3. The method of claim 1, wherein the selected molecule comprises a functional group selected from the group consisting of aldehydes, ketones, carboxylic acids, and urea.

4. The method of claim 1, wherein the selected molecule is selected from the group consisting of oligonucleotides, polypeptides, enzymes, proteins, antibodies, antigens, metabolites, antibiotics, hormones, and drug compounds.

5. The method of claim 1, wherein the selected molecule is an oligonucleotide.

6. The method of claim 1, wherein the hydrazine compound is selected from the group consisting of hydrazine dihydrochloride, hydrazine sulfate, and hydrazine.

7. The method of claim 1, wherein the hydrazine compound is hydrazine dihydrochloride.

8. A method of attaching an oligonucleotide to a silicon dioxide surface, comprising:

contacting the silicon dioxide with hydrazine dichloride to produce exposed hydrazine groups on the surface;

selecting an oligonucleotide having a 5′-aldehyde functional group; and

contacting the hydrazine groups with the selected oligonucleotide.

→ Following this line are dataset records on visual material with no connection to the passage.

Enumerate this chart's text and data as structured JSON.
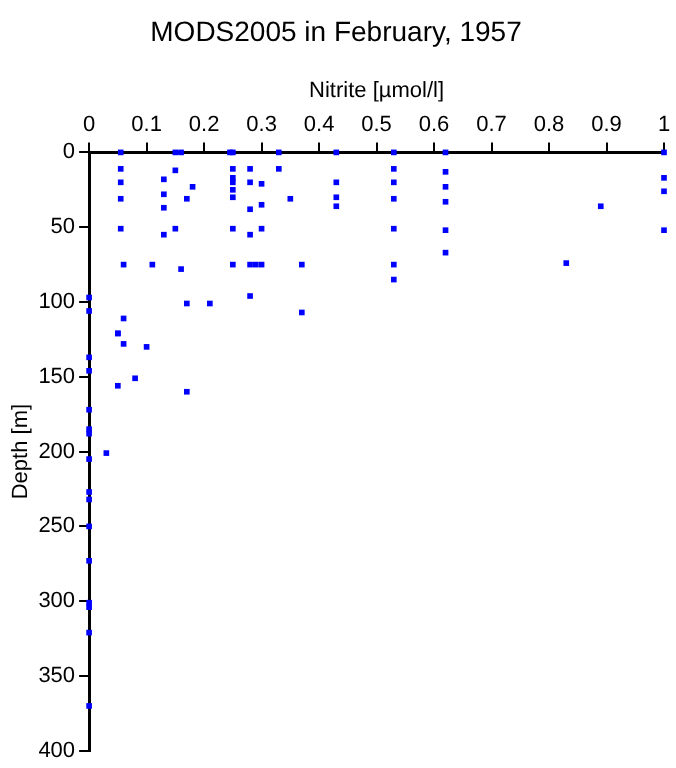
{
  "chart_data": {
    "type": "scatter",
    "title": "MODS2005 in February, 1957",
    "xlabel": "Nitrite [µmol/l]",
    "ylabel": "Depth [m]",
    "marker": "square",
    "grid": false,
    "legend": false,
    "xlim": [
      0,
      1
    ],
    "xticks": [
      0,
      0.1,
      0.2,
      0.3,
      0.4,
      0.5,
      0.6,
      0.7,
      0.8,
      0.9,
      1
    ],
    "ylim": [
      400,
      0
    ],
    "yticks": [
      0,
      50,
      100,
      150,
      200,
      250,
      300,
      350,
      400
    ],
    "series": [
      {
        "color": "#0000ff",
        "x": [
          0.055,
          0.055,
          0.055,
          0.055,
          0.055,
          0.06,
          0.06,
          0.05,
          0.13,
          0.13,
          0.13,
          0.13,
          0.11,
          0.15,
          0.15,
          0.15,
          0.16,
          0.16,
          0.17,
          0.18,
          0.17,
          0.21,
          0.25,
          0.25,
          0.25,
          0.25,
          0.25,
          0.25,
          0.25,
          0.25,
          0.245,
          0.28,
          0.28,
          0.28,
          0.28,
          0.28,
          0.28,
          0.3,
          0.3,
          0.3,
          0.3,
          0.29,
          0.33,
          0.33,
          0.35,
          0.37,
          0.37,
          0.43,
          0.43,
          0.43,
          0.43,
          0,
          0,
          0.53,
          0.53,
          0.53,
          0.53,
          0.53,
          0.53,
          0.53,
          0.62,
          0.62,
          0.62,
          0.62,
          0.62,
          0.62,
          0.89,
          0.83,
          1,
          1,
          1,
          1,
          0,
          0,
          0,
          0,
          0,
          0,
          0,
          0,
          0,
          0,
          0,
          0,
          0,
          0,
          0.05,
          0.08,
          0.17,
          0.03,
          0.05,
          0.06,
          0.1
        ],
        "values": [
          0,
          11,
          20,
          31,
          51,
          75,
          111,
          121,
          18,
          28,
          37,
          55,
          75,
          0,
          12,
          51,
          0,
          78,
          31,
          23,
          101,
          101,
          0,
          11,
          17,
          20,
          25,
          30,
          51,
          75,
          0,
          11,
          20,
          38,
          55,
          75,
          96,
          21,
          35,
          51,
          75,
          75,
          0,
          11,
          31,
          75,
          107,
          0,
          20,
          30,
          36,
          97,
          106,
          0,
          11,
          20,
          31,
          51,
          75,
          85,
          0,
          13,
          23,
          33,
          52,
          67,
          36,
          74,
          0,
          17,
          26,
          52,
          137,
          146,
          172,
          185,
          188,
          205,
          227,
          232,
          250,
          273,
          301,
          304,
          321,
          370,
          156,
          151,
          160,
          201,
          121,
          128,
          130
        ]
      }
    ]
  }
}
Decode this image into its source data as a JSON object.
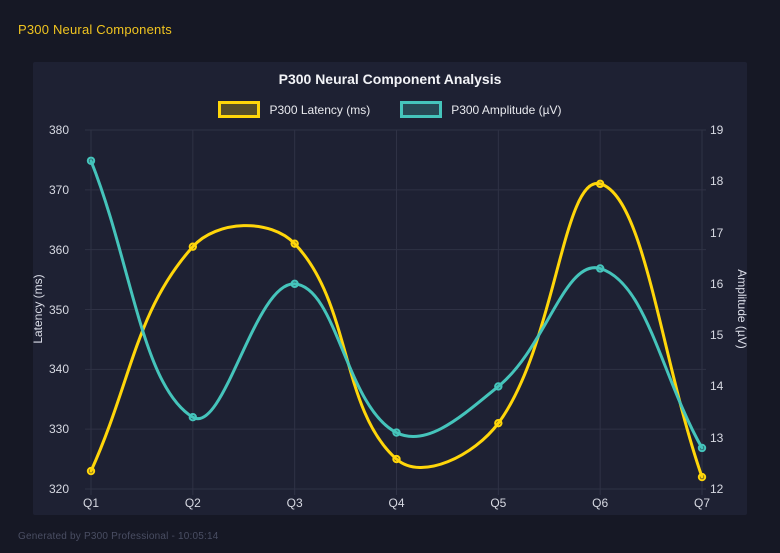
{
  "header": {
    "title": "P300 Neural Components",
    "title_color": "#f0c420"
  },
  "footer": {
    "text": "Generated by P300 Professional - 10:05:14"
  },
  "colors": {
    "page_background": "#161825",
    "panel_background": "#1e2133",
    "grid_line": "#2f3245",
    "latency_series": "#ffd60a",
    "amplitude_series": "#45c4bb",
    "title_text": "#f2f3f7",
    "tick_text": "#d7d9e2"
  },
  "chart_data": {
    "type": "line",
    "title": "P300 Neural Component Analysis",
    "categories": [
      "Q1",
      "Q2",
      "Q3",
      "Q4",
      "Q5",
      "Q6",
      "Q7"
    ],
    "series": [
      {
        "name": "P300 Latency (ms)",
        "axis": "left",
        "color": "#ffd60a",
        "values": [
          323,
          360.5,
          361,
          325,
          331,
          371,
          322
        ]
      },
      {
        "name": "P300 Amplitude (µV)",
        "axis": "right",
        "color": "#45c4bb",
        "values": [
          18.4,
          13.4,
          16.0,
          13.1,
          14.0,
          16.3,
          12.8
        ]
      }
    ],
    "left_axis": {
      "label": "Latency (ms)",
      "min": 320,
      "max": 380,
      "ticks": [
        380,
        370,
        360,
        350,
        340,
        330,
        320
      ]
    },
    "right_axis": {
      "label": "Amplitude (µV)",
      "min": 12,
      "max": 19,
      "ticks": [
        19,
        18,
        17,
        16,
        15,
        14,
        13,
        12
      ]
    },
    "legend_position": "top",
    "grid": true,
    "line_tension": 0.4
  }
}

9. A method of activating a substrate for the immobilization of molecules, the method comprising:

selecting a substrate having at least one surface comprising a semiconductor oxide; and contacting the selected surface with a hydrazine compound to produce exposed hydrazine groups bound to the selected surface.

10. A derivatized semiconductor oxide surface for the immobilization of molecules, comprising exposed hydrazine groups bonded to the semiconductor oxide surface.

11. The derivatized semiconductor oxide surface according to claim 10, wherein the semiconductor oxide surface comprises silicon dioxide or germanium dioxide.

12. A sensor element comprising a semiconductor oxide substrate having at least one surface, and at least one probe molecule chemically bonded to the surface by a hydrazone bond.

13. A sensor for detecting target molecules comprising:

a field effect transistor (FET) having a source implant and a drain implant that are spatially arranged within a semiconductor structure, wherein an active channel separates the source and drain;

a dielectric layer covering the active channel, the dielectric layer having a bottom surface in contact with the active channel and a top surface in contact with a sample solution, wherein the top surface is modified with molecular probes immobilized to the top surface via hydrazone bonds, and wherein the immobilized molecular probes are available to bind target molecules if present in the sample solution; and

a reference electrode in contact with the sample solution, wherein said active channel is biased with respect to the reference electrode.